The Template Engine is the core modeling component that lives on the central cluster. It manages the definition, inheritance, composition, and resolution of machine templates — the blueprints from which all machine instances are created. It handles flattening templates into deployable configurations, calculating diffs between deployed and current states, and performing comprehensive pre-deployment validation.

Location

Central cluster only. Sites receive flattened output and have no awareness of templates.

Responsibilities

  • Store and manage template definitions (attributes, alarms, scripts) in the configuration database.
  • Enforce inheritance (is-a) relationships between templates.
  • Enforce composition (has-a) relationships, including recursive nesting of feature modules.
  • Detect and reject naming collisions when composing feature modules (design-time error).
  • Resolve the attribute chain: Instance → Child Template → Parent Template → Composing Template → Composed Module.
  • Enforce locking rules — locked members cannot be overridden downstream, intermediate levels can lock previously unlocked members, and nothing can unlock what's locked above.
  • Support adding new attributes, alarms, and scripts in child templates.
  • Prevent removal of inherited members.
  • Flatten a fully resolved template + instance overrides into a deployable configuration (no template structure, just concrete attribute values with resolved data connection bindings).
  • Calculate diffs between deployed and template-derived configurations.
  • Perform comprehensive pre-deployment validation (see Validation section).
  • Provide on-demand validation for Design users during template authoring.
  • Enforce template deletion constraints — templates cannot be deleted if any instances or child templates reference them.
  • Organize templates into nested folders (TemplateFolder entity) and validate folder hierarchy invariants (acyclicity, sibling uniqueness, non-empty-on-delete).

Key Entities

Template

  • Has a unique name/ID.
  • Optionally extends a parent template (inheritance).
  • Contains zero or more composed feature modules (composition).
  • Defines attributes, alarms, and scripts as first-class members.
  • Cannot be deleted if referenced by instances or child templates.
  • Concurrent editing uses last-write-wins — no pessimistic locking or conflict detection.
  • May belong to a TemplateFolder via nullable FolderId, or live at the tree root when null.

TemplateFolder

  • Hierarchical organizational entity with a self-referencing ParentFolderId (null at the root).
  • Sibling folder names are unique (case-insensitive) within the same parent.
  • Folders carry no semantic meaning for template resolution, flattening, validation, or inheritance — they exist purely for UI organization.
  • Folder deletion is blocked if the folder contains any subfolders or templates.
  • The folder graph is enforced acyclic on move (a folder cannot become its own descendant).

Attribute

  • Name, Value, Data Type (Boolean, Integer, Float, String), Lock Flag, Description.
  • Optional Data Source Reference — a relative path within a data connection (e.g., /Motor/Speed). The template defines what to read but not where to read it from. The connection binding is an instance-level concern.
  • Value may be empty if intended to be set at instance level or via data connection binding.

Alarm

  • Name, Description, Priority Level (01000), Lock Flag.
  • Trigger Definition: Value Match, Range Violation, or Rate of Change.
  • Optional On-Trigger Script reference.

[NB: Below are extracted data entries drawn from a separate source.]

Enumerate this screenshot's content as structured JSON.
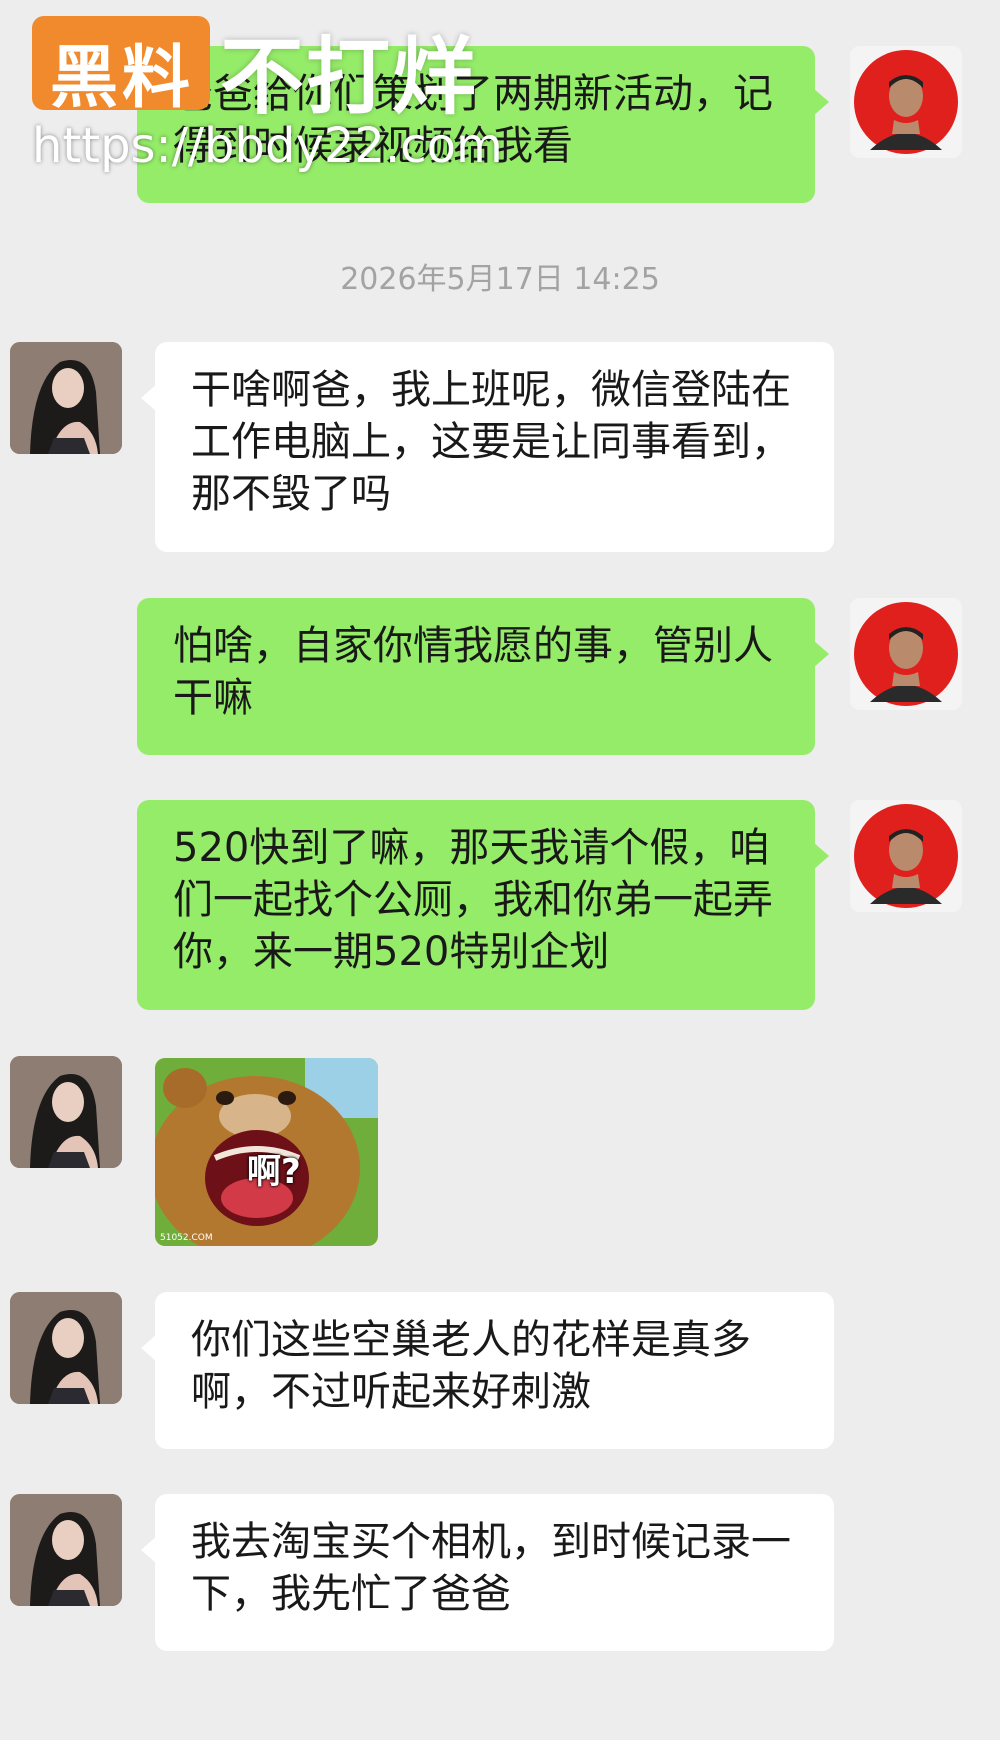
{
  "watermark": {
    "logo_text": "黑料",
    "title": "不打烊",
    "url": "https://bbdy22.com",
    "logo_color": "#f08a2c"
  },
  "timestamp": "2026年5月17日 14:25",
  "messages": [
    {
      "sender": "dad",
      "side": "right",
      "text": "爸爸给你们策划了两期新活动，记得到时候录视频给我看"
    },
    {
      "sender": "daughter",
      "side": "left",
      "text": "干啥啊爸，我上班呢，微信登陆在工作电脑上，这要是让同事看到，那不毁了吗"
    },
    {
      "sender": "dad",
      "side": "right",
      "text": "怕啥，自家你情我愿的事，管别人干嘛"
    },
    {
      "sender": "dad",
      "side": "right",
      "text": "520快到了嘛，那天我请个假，咱们一起找个公厕，我和你弟一起弄你，来一期520特别企划"
    },
    {
      "sender": "daughter",
      "side": "left",
      "type": "sticker",
      "sticker_text": "啊?",
      "sticker_mark": "51052.COM",
      "icon": "bear-surprised-sticker"
    },
    {
      "sender": "daughter",
      "side": "left",
      "text": "你们这些空巢老人的花样是真多啊，不过听起来好刺激"
    },
    {
      "sender": "daughter",
      "side": "left",
      "text": "我去淘宝买个相机，到时候记录一下，我先忙了爸爸"
    }
  ],
  "colors": {
    "background": "#ededed",
    "bubble_me": "#95ec69",
    "bubble_them": "#ffffff",
    "timestamp": "#a3a3a3",
    "dad_avatar_bg": "#e0201d"
  }
}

Native Alarm Source (TemplateNativeAlarmSource)

  • A read-only binding that mirrors native alarms raised by an upstream system — OPC UA Alarms & Conditions or the MxAccess Gateway — rather than alarms evaluated by the Site Runtime from attribute values.
  • Fields: Name, Description (optional), ConnectionName (the data connection that carries the native alarms), SourceReference (a raw connection address — an OPC UA SourceNode nodeId, or an MxAccess object/area), ConditionFilter (optional — when null, mirror all conditions under the source), and the standard locking flags (IsLocked, IsInherited, LockedInDerived).
  • SourceReference is a raw connection address, not a relative attribute path — the Template Engine does not interpret or rewrite it (contrast with an attribute's DataSourceReference).
  • Defined on a template as a first-class member via Template.NativeAlarmSources.
  • Resolved native alarm sources drive the Site Runtime's NativeAlarmActor (see Interactions); the Template Engine only models and flattens them.

Script (Template-Level)

  • Name, Lock Flag, C# source code.
  • Trigger configuration: Interval, Value Change, Conditional, Expression, or invoked by alarm/other script. Conditional and Expression triggers also carry a fire mode — OnTrue (fire as the condition becomes true) or WhileTrue (re-fire on a timer while it stays true).
  • Optional minimum time between runs — also the re-fire cadence for a WhileTrue trigger.
  • Parameter Definition (optional): Defines input parameters (name and data type per parameter). Scripts without parameters accept no arguments.
  • Return Value Definition (optional): Defines the structure of the script's return value (field names and data types). Supports single objects and lists of objects. Scripts without a return definition return void.

Instance

  • Associated with a specific template and a specific site.
  • Assigned to an area within the site.
  • Can override non-locked attribute values (no adding/removing attributes).
  • Can override non-locked native alarm source bindings via Instance.NativeAlarmSourceOverrides (see Override Granularity) — no adding/removing sources.
  • Bound to data connections at instance creation — per-attribute binding where each attribute with a data source reference individually selects its data connection.
  • Can be in enabled or disabled state.
  • Can be deleted — deletion is blocked if the site is unreachable.

Area

  • Hierarchical groupings per site (parent-child).
  • Stored in the configuration database.
  • Used for filtering/organizing instances in the UI.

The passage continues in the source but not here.